6 thoughts on “First Impression: Drug Store in Another World: The Slow Life of a Cheat Pharmacist

  1. I swear there’s some secret competition among anime creators to create the most unnecessarily long titles ever.

    Really good write-up! I haven’t seen this show, but I have seen the title here and there. It gave me pause because that is, quite frankly, one of the worst titles I’ve ever seen. It does generate interest just in how baffling it is, but if you’re going to put ‘drug store’ and ‘pharmacist’ in your title and even go all in with saying ‘slow life’ you better be secretly really clever and entertaining otherwise it’s just a ‘I don’t know what I expected’ situation. Slow shows, even drugged-up snail speed shows can work really well if you’ve got the writing chops, but it looks like this one isn’t even trying.

    1. Right? I feel like there was so much potential here, and was really let down. I do hear from manga readers that the manga is better and the show doesn’t do it justice.
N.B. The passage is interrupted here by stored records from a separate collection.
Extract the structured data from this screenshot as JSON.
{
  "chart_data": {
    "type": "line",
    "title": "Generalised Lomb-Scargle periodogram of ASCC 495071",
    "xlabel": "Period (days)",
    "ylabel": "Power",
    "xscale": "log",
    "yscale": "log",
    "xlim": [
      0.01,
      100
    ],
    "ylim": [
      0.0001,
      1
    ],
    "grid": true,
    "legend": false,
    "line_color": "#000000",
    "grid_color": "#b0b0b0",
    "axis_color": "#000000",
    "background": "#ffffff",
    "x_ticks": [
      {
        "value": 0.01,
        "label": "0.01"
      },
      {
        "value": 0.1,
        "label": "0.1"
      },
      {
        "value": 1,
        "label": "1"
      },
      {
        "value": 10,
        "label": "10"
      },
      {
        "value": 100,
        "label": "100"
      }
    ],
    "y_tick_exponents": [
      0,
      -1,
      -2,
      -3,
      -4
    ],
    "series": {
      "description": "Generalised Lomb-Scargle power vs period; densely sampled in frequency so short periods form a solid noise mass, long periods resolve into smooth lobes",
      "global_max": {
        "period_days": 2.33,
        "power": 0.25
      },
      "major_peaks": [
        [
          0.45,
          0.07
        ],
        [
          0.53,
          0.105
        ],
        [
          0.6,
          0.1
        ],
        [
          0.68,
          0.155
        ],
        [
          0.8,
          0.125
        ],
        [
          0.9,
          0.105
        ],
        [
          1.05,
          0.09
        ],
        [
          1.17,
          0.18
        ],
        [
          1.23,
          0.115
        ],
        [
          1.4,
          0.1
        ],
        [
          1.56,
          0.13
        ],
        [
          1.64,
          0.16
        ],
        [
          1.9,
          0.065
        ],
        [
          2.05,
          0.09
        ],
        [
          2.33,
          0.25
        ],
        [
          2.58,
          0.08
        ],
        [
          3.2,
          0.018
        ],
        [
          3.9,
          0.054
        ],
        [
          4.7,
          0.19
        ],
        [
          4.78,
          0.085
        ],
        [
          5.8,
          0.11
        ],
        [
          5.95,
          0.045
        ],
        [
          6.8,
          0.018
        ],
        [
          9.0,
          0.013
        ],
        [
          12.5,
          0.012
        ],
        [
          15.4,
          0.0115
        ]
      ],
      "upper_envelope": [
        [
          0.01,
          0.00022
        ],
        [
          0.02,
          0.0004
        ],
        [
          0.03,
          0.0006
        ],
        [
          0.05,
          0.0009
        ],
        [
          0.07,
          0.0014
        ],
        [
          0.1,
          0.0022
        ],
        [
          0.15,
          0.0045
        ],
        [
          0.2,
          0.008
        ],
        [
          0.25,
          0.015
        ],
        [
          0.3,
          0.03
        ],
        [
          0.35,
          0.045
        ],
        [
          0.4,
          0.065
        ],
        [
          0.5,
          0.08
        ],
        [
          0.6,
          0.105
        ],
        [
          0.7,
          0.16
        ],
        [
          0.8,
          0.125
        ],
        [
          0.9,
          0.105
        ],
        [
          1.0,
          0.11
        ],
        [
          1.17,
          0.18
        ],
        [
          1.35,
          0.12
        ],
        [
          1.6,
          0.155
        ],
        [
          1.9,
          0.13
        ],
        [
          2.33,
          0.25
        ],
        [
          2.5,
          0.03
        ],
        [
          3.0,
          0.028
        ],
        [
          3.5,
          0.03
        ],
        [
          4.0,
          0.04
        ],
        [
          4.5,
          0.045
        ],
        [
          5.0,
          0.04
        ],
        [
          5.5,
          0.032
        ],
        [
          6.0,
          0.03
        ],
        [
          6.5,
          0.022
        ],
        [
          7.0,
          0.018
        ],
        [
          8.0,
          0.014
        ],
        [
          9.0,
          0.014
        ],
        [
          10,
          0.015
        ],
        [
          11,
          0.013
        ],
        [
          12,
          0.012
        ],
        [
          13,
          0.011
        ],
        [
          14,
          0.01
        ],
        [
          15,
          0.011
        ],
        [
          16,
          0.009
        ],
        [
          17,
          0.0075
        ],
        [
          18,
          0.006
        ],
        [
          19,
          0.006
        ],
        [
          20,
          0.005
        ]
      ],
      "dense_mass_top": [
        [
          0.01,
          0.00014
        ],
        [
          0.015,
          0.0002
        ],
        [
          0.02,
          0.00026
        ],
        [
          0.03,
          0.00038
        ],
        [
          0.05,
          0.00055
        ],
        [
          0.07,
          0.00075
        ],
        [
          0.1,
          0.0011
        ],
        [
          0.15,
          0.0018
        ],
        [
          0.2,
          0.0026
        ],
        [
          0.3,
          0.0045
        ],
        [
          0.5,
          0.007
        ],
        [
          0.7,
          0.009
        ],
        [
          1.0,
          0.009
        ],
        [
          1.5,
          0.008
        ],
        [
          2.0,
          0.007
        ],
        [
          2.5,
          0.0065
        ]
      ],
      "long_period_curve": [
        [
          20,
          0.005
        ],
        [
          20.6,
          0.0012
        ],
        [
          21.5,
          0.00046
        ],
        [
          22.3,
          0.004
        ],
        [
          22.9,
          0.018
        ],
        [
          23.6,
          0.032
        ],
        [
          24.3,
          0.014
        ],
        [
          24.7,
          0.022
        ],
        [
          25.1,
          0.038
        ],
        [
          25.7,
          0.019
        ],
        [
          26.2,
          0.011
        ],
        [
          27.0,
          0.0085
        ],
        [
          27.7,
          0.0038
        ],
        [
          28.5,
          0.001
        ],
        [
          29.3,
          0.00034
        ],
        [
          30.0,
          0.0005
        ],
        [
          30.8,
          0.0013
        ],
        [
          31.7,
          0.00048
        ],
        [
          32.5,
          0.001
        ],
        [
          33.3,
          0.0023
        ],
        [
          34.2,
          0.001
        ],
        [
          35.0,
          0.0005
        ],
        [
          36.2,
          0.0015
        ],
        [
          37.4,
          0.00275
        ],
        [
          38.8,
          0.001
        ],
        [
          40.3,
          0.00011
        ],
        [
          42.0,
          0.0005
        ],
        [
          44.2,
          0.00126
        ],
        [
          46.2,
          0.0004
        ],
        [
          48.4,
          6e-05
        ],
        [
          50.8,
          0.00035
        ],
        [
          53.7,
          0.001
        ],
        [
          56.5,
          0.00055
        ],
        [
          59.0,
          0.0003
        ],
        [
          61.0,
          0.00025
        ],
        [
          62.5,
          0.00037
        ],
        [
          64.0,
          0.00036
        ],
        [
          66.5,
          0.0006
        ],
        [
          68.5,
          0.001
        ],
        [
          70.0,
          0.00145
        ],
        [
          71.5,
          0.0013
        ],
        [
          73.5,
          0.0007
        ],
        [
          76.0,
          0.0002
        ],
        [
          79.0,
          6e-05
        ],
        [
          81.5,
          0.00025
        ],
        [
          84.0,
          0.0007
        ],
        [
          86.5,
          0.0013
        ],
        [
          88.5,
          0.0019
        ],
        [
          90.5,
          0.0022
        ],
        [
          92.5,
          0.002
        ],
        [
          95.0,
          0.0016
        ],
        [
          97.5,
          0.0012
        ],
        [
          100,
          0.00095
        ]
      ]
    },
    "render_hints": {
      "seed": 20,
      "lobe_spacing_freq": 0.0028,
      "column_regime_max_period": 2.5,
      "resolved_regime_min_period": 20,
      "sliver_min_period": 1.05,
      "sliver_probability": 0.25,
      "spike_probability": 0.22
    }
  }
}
  2. Well, you certainly live up to your username. Primely negative fits your overly-biased, negative as f*ck review. Not every anime has be action packed with oppai eye candy and filled with low key yaoi. But given you’re a Naruto weeb, I guess we can’t expect much from you.

    This anime does exactly what I expected. I didn’t want a deep anime. I wanted happy, fun, kawaii, no ridiculous love trapezoids with an OTT, overpowered MC. It’s tropey in all the right ways, and pokes fun at itself.

    You’re right though. You’re not a connoisseur of visual arts. But you also have piss-poor taste in general, so that doesn’t say much. Go watch Bleach or One Piece, like the basic trash you are.

    1. One of the wondrous things about anime is that it’s such a vast medium that there’s room for all sorts of genres, types, tropes, etc., and just as much room for different opinions about these series and movies. We respect that you like this show, and there are others in our staff that like it, too (in fact, it’s quite usual for our writers to have varying and sometimes widely diverging opinions about different series). A negative review of an episode is no slight at those that enjoy it. It’s just an opinion—and in this case, I think a pretty informative and humorous one.

      We see this site as a community, and hope you’ll return and be a part of it, giving opinions from your own expertise and taste, but with a better measure of decorum and kindness. Take care and God bless.